25 thoughts on “‘Hangxiety’ or how NOT to start 2020!

    1. Hmmm that’s one way to not deal with the problem, just focus on the other problem 🙂 I hate the nausea but I also have those weird uneasy thoughts. I haven’t been drunk for years now, I rarely drink and not too much. So that is right in the danger zone when I may happen!

      Liked by 3 people

    1. The last! As Jesus finished his 10th year living in the 10th year of our Roman calendar. And 0 is the beginning of the first year and I still think we end a decade and I hope for a better one for me. I’m not willing to wait another year to start that! So I use my own method of counting 😀

      Liked by 1 person

    2. Hahaha, you must’ve been writing as I was reading ur post! I would agree that 0 == first. In the C computer language (which exists standalone, but which also has many computer-language descendants), a[0] refers to the very first element of array a. All counting begins at zero. But that is not true across the board, where counting might sometimes begin at 1. Look at Excel, for example, and the very top row is called one, not zero.
      I have a serious question, btw. If we are able to “explain” drunkenness in terms of chemicals (okay, approximately). And hangovers, ditto… are we able to explain the various hangover “cures”, also in terms of chemicals? Do they restore some kind of balance? Okay, in asking that, I realise that cures are mainly anecdotal, but I was just wondering, all the same?
      And, if the main thing you need to worry about after a night out is losing your key, you’re not doing badly 😆.

      Liked by 2 people

      1. I don’t think you can magically or with another drink restore the balance. The lesson would be that losing balance is always painful. Falling of your bike, losing mental balance or having your heart broken, it all hurts. I even think that when we are dreaming it is because the chemicals are restoring itself in the brain. I would either way play it safe, sweat it out and learn from it 🙂 The question arises why in the first place we ‘need’ to escape our life or mind itself by drinking or doing other things.
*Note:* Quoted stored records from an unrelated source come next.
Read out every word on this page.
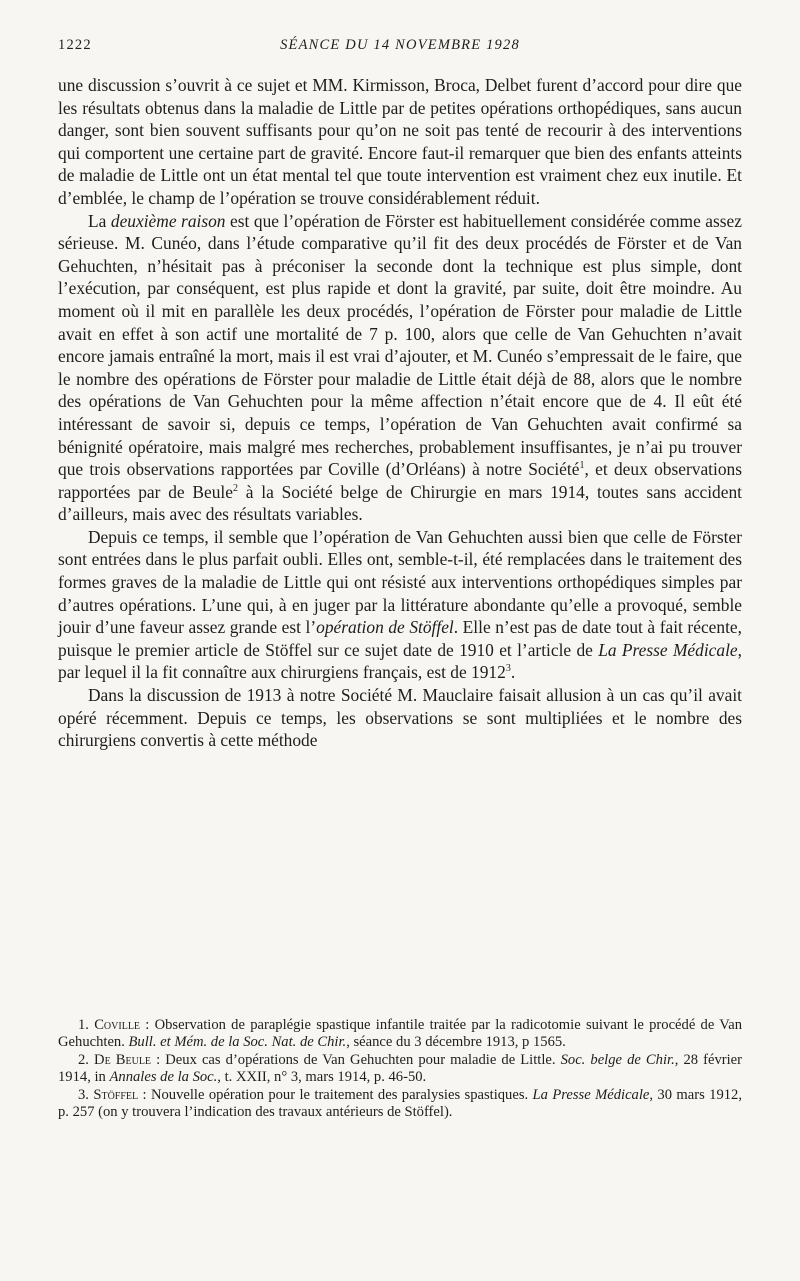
1222	SÉANCE DU 14 NOVEMBRE 1928

une discussion s’ouvrit à ce sujet et MM. Kirmisson, Broca, Delbet furent d’accord pour dire que les résultats obtenus dans la maladie de Little par de petites opérations orthopédiques, sans aucun danger, sont bien souvent suffisants pour qu’on ne soit pas tenté de recourir à des interventions qui comportent une certaine part de gravité. Encore faut-il remarquer que bien des enfants atteints de maladie de Little ont un état mental tel que toute intervention est vraiment chez eux inutile. Et d’emblée, le champ de l’opération se trouve considérablement réduit.

La deuxième raison est que l’opération de Förster est habituellement considérée comme assez sérieuse. M. Cunéo, dans l’étude comparative qu’il fit des deux procédés de Förster et de Van Gehuchten, n’hésitait pas à préconiser la seconde dont la technique est plus simple, dont l’exécution, par conséquent, est plus rapide et dont la gravité, par suite, doit être moindre. Au moment où il mit en parallèle les deux procédés, l’opération de Förster pour maladie de Little avait en effet à son actif une mortalité de 7 p. 100, alors que celle de Van Gehuchten n’avait encore jamais entraîné la mort, mais il est vrai d’ajouter, et M. Cunéo s’empressait de le faire, que le nombre des opérations de Förster pour maladie de Little était déjà de 88, alors que le nombre des opérations de Van Gehuchten pour la même affection n’était encore que de 4. Il eût été intéressant de savoir si, depuis ce temps, l’opération de Van Gehuchten avait confirmé sa bénignité opératoire, mais malgré mes recherches, probablement insuffisantes, je n’ai pu trouver que trois observations rapportées par Coville (d’Orléans) à notre Société$^1$, et deux observations rapportées par de Beule$^2$ à la Société belge de Chirurgie en mars 1914, toutes sans accident d’ailleurs, mais avec des résultats variables.

Depuis ce temps, il semble que l’opération de Van Gehuchten aussi bien que celle de Förster sont entrées dans le plus parfait oubli. Elles ont, semble-t-il, été remplacées dans le traitement des formes graves de la maladie de Little qui ont résisté aux interventions orthopédiques simples par d’autres opérations. L’une qui, à en juger par la littérature abondante qu’elle a provoqué, semble jouir d’une faveur assez grande est l’opération de Stöffel. Elle n’est pas de date tout à fait récente, puisque le premier article de Stöffel sur ce sujet date de 1910 et l’article de La Presse Médicale, par lequel il la fit connaître aux chirurgiens français, est de 1912$^3$.

Dans la discussion de 1913 à notre Société M. Mauclaire faisait allusion à un cas qu’il avait opéré récemment. Depuis ce temps, les observations se sont multipliées et le nombre des chirurgiens convertis à cette méthode

1. Coville : Observation de paraplégie spastique infantile traitée par la radicotomie suivant le procédé de Van Gehuchten. Bull. et Mém. de la Soc. Nat. de Chir., séance du 3 décembre 1913, p 1565.

2. De Beule : Deux cas d’opérations de Van Gehuchten pour maladie de Little. Soc. belge de Chir., 28 février 1914, in Annales de la Soc., t. XXII, n° 3, mars 1914, p. 46-50.

3. Stöffel : Nouvelle opération pour le traitement des paralysies spastiques. La Presse Médicale, 30 mars 1912, p. 257 (on y trouvera l’indication des travaux antérieurs de Stöffel).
Humans are so strange!!

        Liked by 2 people

      2. You’re right though about removing inhibitions – I met my wife when we were both on drunken nights out with workmates. We probably would not have met otherwise. And she is *definitely* strange 🙂.

        Liked by 1 person

    1. Hmm classic case of doing the same thing and expecting a different outcome. To each his (?) own. Almost everything can be good in moderation I think but it’s not always a fit. Some people can drink and others don’t. I’m not tempted to drink at all because my mind is in a difficult state enough on its own. You’re right that it can add problems and that’s no way to start the New Year!

      Liked by 2 people

  1. Happy New Year 😊 I’m not drinking tonight so will wake up with a clear head but this post rings some bells for me. I think hangxiety is why I’m not drinking on New Years anymore.

    Liked by 2 people

    1. 🙂 It’s already tonight for you and I’m off to bed to get the last good (I hope) night sleep before a modest party for the New Year! I’ll keep it moderate as we have a big family dinner on the 1st.

      Liked by 1 person

  2. It’s so interesting to learn about the chemical processes behind these experiences! Also, thanks for the warning that anxious people often get stronger hangxiety. 😊 It makes sense, considering I already spend a lot of time post-event processing even without a hangover. Still, it’s good to know it’s been scientifically measured and isn’t just a slippery slope expectation generated by my anxious brain.

    Liked by 2 people

    1. Yes it makes it a bit more normal and I do it to that post-event processing and it’s such a source of anxiety without a drop of alcohol. I just feel bad for the mice they used in the experiment, poor things, not exploring and hiding in the corner. 😦

      Liked by 1 person

  3. I’ve definitely experienced hangxiety in my life and it’s one of the worst feelings! Thanks for sharing this information, I find it so interesting reading all the science behind these kind of things.